Working to advance data center technology to achieve higher efficiencies will be of equal importance and energy efficiency is not just about electricity. Brewer believes that considering each region’s unique climate and geographic attributes is the first step to ensuring this efficiency in using energy and natural resources.

As an example, EdgeCore’s upcoming facility in Mesa will be water-neutral, keeping in mind the region’s water scarcity. Blackstone told CPE that virtually all of QTS’ designs from 2019 onward are also waterless.

Secondary, tertiary markets to see record growth

As primary markets continue to face unprecedented supply chain challenges driven by power capacity issues and land entitlement hurdles, interest in secondary and tertiary markets will expand rapidly, Brewer expects. Emerging markets—Mississippi, Wisconsin, Arkansas, Idaho, Indiana, to name a few—offer several advantages, including access to near-term power, supportive communities and local governments and the scale needed to plan services into the far future, she added.

Players are already making moves into these untapped markets—Microsoft plans to spend $3.3 billion in Southeast Wisconsin, aiming to transform it into a hub for AI-powered economic activity.

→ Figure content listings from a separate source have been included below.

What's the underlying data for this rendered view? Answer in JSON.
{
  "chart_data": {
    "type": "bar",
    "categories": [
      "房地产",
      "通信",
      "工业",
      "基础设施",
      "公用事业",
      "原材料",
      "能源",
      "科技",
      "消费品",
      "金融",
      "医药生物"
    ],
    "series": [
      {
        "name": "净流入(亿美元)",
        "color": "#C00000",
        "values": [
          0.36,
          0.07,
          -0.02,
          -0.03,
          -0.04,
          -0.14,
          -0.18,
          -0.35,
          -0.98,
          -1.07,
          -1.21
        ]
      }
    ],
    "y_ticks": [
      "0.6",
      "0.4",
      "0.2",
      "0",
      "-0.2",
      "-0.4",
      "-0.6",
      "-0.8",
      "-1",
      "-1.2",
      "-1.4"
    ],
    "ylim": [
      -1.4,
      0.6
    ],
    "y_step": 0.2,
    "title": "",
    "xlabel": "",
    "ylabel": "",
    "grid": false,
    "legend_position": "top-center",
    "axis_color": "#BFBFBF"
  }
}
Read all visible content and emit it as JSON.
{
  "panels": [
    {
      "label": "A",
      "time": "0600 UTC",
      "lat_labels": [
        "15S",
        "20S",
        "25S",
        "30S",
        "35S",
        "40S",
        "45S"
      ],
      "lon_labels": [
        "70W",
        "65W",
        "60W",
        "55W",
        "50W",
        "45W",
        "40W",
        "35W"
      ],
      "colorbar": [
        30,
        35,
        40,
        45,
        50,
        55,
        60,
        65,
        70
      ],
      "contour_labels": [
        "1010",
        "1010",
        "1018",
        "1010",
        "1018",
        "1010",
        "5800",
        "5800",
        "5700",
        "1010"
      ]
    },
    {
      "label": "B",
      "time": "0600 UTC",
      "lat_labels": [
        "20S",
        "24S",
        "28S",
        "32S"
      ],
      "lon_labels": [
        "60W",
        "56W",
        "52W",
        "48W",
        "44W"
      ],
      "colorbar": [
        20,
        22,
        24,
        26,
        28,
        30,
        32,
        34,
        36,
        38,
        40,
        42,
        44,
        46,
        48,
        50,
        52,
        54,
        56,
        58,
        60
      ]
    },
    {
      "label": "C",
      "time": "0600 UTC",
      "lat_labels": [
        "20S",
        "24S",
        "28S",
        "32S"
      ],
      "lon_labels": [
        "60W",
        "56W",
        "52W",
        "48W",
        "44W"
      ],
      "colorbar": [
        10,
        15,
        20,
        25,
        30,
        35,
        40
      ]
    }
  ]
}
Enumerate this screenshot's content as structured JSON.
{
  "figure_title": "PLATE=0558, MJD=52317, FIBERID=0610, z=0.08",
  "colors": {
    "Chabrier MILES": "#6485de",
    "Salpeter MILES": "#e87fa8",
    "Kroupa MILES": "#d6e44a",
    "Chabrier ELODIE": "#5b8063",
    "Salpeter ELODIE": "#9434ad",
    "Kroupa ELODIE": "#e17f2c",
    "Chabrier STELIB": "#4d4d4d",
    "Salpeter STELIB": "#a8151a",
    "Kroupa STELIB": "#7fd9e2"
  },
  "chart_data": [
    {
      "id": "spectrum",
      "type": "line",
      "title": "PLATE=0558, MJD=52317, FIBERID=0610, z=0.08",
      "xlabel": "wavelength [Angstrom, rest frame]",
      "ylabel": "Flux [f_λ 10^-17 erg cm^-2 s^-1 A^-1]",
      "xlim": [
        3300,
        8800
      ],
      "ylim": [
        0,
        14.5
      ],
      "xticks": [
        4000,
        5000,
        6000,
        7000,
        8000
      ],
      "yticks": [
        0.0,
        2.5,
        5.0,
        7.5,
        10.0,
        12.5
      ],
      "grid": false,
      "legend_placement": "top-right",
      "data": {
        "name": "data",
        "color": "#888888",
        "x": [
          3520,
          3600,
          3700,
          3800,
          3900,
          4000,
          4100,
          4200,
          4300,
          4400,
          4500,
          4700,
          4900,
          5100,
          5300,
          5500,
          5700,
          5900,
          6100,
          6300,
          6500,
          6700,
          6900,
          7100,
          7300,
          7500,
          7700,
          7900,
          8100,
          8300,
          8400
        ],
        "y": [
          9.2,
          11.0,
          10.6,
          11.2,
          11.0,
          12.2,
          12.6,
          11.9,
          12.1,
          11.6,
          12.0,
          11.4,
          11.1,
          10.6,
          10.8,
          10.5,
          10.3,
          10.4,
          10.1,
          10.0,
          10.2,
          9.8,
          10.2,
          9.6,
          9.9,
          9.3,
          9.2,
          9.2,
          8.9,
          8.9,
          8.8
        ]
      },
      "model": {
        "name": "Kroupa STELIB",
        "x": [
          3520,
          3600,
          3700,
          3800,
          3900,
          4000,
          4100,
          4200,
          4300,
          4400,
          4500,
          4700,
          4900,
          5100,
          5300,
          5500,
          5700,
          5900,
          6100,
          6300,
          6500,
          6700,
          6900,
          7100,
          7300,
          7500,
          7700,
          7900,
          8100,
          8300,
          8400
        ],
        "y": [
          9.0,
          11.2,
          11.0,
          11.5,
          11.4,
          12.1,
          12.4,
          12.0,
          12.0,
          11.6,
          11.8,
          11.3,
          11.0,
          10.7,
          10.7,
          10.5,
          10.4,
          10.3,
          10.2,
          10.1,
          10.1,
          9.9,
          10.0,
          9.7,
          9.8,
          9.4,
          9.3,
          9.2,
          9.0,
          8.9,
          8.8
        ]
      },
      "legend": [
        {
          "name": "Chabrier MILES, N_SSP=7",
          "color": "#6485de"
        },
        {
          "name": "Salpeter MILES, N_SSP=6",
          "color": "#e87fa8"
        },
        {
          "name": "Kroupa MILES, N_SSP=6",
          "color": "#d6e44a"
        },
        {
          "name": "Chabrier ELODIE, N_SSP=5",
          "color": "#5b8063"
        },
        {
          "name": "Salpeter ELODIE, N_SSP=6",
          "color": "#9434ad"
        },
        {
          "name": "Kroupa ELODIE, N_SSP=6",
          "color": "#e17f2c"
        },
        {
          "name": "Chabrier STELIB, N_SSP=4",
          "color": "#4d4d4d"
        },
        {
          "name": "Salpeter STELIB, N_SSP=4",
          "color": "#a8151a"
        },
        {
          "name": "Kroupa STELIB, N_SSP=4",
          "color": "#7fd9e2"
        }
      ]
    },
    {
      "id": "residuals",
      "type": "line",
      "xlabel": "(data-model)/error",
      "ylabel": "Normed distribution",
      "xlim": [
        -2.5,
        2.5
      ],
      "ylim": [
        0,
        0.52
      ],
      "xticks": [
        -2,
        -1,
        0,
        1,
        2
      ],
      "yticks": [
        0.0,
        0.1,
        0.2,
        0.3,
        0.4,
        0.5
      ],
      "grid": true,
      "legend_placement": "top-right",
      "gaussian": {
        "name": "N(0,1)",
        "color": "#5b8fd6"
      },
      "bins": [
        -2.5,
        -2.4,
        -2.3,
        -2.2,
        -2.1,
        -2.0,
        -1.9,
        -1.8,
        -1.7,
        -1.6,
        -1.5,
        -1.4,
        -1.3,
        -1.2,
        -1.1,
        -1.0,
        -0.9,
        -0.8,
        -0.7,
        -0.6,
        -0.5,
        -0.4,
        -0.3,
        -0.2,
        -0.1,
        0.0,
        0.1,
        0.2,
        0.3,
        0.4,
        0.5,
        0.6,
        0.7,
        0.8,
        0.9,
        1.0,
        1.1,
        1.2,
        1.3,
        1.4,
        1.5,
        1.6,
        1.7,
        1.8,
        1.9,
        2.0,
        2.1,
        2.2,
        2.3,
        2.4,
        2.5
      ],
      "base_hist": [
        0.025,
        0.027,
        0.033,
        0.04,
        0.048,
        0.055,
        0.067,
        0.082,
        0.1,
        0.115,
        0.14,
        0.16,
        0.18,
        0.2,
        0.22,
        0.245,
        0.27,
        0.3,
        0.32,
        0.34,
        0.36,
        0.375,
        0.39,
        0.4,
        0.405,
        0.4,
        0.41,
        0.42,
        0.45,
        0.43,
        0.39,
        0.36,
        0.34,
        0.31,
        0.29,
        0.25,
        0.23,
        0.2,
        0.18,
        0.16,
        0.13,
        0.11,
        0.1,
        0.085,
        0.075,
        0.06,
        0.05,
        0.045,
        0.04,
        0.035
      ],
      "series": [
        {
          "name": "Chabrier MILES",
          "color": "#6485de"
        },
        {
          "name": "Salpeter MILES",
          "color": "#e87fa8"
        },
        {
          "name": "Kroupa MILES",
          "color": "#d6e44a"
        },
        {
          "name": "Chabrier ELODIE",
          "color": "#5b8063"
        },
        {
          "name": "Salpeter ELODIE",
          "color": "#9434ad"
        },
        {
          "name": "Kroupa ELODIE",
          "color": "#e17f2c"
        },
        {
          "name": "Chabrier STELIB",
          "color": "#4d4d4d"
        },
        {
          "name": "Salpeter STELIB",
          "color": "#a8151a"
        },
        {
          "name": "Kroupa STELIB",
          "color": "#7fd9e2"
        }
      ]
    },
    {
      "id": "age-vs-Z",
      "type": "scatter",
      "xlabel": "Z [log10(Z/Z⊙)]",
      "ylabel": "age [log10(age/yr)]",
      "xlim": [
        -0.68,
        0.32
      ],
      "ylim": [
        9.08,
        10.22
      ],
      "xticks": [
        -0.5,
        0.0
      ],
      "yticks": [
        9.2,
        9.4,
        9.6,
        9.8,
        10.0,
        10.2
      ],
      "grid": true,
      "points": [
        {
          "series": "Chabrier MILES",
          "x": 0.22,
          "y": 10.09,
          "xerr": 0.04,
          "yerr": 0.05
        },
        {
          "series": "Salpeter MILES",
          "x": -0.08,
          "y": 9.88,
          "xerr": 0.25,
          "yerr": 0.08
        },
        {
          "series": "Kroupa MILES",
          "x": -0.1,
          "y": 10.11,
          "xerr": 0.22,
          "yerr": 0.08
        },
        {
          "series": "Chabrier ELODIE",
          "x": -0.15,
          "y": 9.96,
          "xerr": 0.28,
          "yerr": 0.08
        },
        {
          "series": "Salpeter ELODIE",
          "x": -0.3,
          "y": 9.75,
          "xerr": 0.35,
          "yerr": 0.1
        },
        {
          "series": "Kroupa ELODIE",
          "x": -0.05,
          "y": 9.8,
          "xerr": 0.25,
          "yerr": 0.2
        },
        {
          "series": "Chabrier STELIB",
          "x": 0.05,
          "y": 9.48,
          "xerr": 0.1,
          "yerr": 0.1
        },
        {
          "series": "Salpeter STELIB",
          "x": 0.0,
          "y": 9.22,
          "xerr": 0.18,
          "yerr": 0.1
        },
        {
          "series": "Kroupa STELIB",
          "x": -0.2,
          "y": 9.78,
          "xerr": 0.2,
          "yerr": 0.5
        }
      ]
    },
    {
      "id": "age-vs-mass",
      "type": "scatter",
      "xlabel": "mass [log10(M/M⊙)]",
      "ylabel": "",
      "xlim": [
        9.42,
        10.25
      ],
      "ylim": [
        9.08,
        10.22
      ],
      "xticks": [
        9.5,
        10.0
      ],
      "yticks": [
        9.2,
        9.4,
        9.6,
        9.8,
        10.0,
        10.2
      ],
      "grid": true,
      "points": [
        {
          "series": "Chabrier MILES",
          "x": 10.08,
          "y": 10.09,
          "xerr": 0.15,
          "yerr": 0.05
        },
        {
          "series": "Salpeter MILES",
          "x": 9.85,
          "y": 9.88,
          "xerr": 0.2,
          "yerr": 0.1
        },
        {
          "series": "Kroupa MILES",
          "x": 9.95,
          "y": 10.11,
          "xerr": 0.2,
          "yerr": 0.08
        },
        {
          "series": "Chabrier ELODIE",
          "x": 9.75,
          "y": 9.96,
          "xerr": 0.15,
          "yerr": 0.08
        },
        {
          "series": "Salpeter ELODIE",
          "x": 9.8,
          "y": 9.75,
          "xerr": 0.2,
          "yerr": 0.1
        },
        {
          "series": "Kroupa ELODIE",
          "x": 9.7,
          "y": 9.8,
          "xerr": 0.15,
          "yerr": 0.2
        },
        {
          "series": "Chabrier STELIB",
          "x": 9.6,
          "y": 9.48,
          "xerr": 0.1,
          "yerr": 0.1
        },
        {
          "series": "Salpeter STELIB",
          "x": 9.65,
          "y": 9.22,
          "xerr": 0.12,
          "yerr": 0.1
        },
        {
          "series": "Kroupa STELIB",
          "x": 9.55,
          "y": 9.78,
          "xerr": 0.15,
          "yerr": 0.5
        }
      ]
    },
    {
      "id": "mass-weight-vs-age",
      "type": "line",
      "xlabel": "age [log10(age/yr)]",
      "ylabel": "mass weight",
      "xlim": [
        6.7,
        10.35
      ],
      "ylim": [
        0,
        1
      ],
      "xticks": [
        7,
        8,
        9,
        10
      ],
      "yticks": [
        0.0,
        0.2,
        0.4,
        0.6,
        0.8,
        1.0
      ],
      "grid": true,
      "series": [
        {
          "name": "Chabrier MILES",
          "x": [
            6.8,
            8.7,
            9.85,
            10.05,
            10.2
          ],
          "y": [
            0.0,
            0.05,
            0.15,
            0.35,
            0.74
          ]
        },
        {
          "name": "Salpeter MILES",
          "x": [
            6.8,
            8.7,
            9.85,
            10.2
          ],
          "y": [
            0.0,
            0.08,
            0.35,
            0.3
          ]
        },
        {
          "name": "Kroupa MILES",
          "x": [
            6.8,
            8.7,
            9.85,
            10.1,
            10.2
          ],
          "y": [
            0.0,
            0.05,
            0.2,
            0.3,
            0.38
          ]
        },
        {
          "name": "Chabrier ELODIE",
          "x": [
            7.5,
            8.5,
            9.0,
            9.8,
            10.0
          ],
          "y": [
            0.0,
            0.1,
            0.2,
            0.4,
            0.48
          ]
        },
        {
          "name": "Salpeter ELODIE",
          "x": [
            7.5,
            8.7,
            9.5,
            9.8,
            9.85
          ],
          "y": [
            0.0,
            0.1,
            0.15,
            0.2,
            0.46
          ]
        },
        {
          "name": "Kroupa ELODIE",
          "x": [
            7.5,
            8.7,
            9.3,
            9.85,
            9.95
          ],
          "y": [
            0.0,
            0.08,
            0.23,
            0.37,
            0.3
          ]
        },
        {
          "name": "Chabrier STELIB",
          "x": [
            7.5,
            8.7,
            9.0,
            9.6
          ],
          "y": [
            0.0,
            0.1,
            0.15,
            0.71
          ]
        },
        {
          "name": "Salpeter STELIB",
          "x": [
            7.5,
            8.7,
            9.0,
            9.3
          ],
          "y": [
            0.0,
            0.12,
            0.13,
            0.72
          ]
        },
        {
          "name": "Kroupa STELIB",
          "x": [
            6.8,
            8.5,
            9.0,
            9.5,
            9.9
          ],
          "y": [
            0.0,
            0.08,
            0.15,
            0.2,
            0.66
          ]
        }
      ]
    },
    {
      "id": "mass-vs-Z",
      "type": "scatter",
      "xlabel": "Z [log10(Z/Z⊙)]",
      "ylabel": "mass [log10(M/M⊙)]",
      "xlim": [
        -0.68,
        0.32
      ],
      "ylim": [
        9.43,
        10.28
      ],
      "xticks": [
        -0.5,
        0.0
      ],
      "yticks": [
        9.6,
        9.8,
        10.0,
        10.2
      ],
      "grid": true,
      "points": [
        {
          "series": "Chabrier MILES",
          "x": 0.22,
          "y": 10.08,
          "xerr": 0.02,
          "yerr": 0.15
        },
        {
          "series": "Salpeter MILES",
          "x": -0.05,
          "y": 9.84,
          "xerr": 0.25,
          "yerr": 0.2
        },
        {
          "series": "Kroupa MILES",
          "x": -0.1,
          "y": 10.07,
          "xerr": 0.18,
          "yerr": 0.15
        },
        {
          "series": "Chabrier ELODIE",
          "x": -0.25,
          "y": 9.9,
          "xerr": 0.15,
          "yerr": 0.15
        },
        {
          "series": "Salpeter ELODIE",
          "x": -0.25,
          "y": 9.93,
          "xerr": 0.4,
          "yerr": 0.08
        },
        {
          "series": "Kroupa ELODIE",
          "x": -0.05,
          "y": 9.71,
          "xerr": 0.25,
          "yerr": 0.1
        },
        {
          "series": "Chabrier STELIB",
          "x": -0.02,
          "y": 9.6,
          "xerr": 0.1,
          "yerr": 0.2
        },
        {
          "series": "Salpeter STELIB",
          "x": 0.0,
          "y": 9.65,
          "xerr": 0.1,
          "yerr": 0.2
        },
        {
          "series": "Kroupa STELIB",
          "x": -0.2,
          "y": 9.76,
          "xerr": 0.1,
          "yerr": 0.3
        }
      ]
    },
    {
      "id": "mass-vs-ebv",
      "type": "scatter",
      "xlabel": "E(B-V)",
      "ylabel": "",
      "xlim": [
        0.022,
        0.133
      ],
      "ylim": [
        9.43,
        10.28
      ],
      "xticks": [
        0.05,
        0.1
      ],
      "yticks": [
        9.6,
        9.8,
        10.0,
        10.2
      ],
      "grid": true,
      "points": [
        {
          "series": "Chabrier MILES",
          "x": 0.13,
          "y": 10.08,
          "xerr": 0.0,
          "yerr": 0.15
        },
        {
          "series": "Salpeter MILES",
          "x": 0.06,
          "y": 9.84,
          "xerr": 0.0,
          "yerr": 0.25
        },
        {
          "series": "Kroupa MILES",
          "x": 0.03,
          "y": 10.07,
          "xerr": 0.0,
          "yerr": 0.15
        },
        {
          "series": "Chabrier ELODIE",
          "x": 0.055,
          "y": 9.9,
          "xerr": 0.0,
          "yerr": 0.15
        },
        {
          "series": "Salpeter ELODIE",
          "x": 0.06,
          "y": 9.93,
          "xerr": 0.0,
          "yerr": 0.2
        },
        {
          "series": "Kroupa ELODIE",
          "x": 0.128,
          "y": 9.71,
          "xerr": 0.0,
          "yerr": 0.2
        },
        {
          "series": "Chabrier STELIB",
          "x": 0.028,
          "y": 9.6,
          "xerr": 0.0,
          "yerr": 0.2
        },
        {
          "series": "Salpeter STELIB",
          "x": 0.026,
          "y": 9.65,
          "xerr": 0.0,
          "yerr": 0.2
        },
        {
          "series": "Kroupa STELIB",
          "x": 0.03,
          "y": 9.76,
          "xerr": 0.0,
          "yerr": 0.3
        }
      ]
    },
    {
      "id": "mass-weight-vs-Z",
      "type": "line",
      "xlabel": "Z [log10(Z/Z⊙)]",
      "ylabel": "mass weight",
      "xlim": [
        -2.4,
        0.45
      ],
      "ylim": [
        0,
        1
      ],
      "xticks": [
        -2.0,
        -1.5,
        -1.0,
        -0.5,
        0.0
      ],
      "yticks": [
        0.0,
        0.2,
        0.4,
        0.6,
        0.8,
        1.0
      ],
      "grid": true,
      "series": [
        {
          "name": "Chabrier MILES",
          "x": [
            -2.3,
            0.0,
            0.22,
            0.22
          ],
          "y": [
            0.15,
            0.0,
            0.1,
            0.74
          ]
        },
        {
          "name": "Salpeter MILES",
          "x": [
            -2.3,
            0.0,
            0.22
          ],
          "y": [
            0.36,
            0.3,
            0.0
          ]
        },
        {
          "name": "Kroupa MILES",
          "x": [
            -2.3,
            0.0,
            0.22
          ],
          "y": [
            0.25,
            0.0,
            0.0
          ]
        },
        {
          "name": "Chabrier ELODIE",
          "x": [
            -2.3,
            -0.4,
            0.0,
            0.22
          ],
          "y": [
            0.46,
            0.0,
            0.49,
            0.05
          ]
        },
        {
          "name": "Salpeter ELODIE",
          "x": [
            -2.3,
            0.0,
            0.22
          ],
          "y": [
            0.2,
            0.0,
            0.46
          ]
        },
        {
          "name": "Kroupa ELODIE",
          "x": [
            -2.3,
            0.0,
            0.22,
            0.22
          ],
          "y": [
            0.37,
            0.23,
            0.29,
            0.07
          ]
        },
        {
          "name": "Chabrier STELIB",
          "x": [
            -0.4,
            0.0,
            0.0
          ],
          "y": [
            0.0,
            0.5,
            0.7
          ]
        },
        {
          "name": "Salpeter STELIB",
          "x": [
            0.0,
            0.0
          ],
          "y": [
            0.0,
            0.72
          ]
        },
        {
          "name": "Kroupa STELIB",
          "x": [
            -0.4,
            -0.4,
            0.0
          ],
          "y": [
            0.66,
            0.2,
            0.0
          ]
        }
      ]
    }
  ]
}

Also, fifteenfortyseven Critical Systems Realty and Green Fig Land Co. unveiled a 2 million-square-foot campus in metro Philadelphia, while PowerHouse Data Centers closed on a site in Reno, Nev., marking its first project outside Northern Virginia, valued at $400 million.

Some potential downsides to these up-and-coming markets include constrained access to robust fiber infrastructure and a more limited pool of adequately trained personnel, according to Brewer.

But irrespective of where these investments are made, there are other businesses that will continue to push the data center industry to new highs. Cloud computing is also expected to continue to be a robust driver for the sector in the foreseeable future. In conjunction with AI initiatives, businesses keep modernizing their infrastructure and driving efficiency by leveraging information technology.

“IT used to be viewed only as an expense, while now it is viewed as an investment,” Lynch said. “For example, if you are launching a global software business, data center infrastructure is paramount to the success of your business. More data use creates the need for more data centers and digital infrastructure,” he added.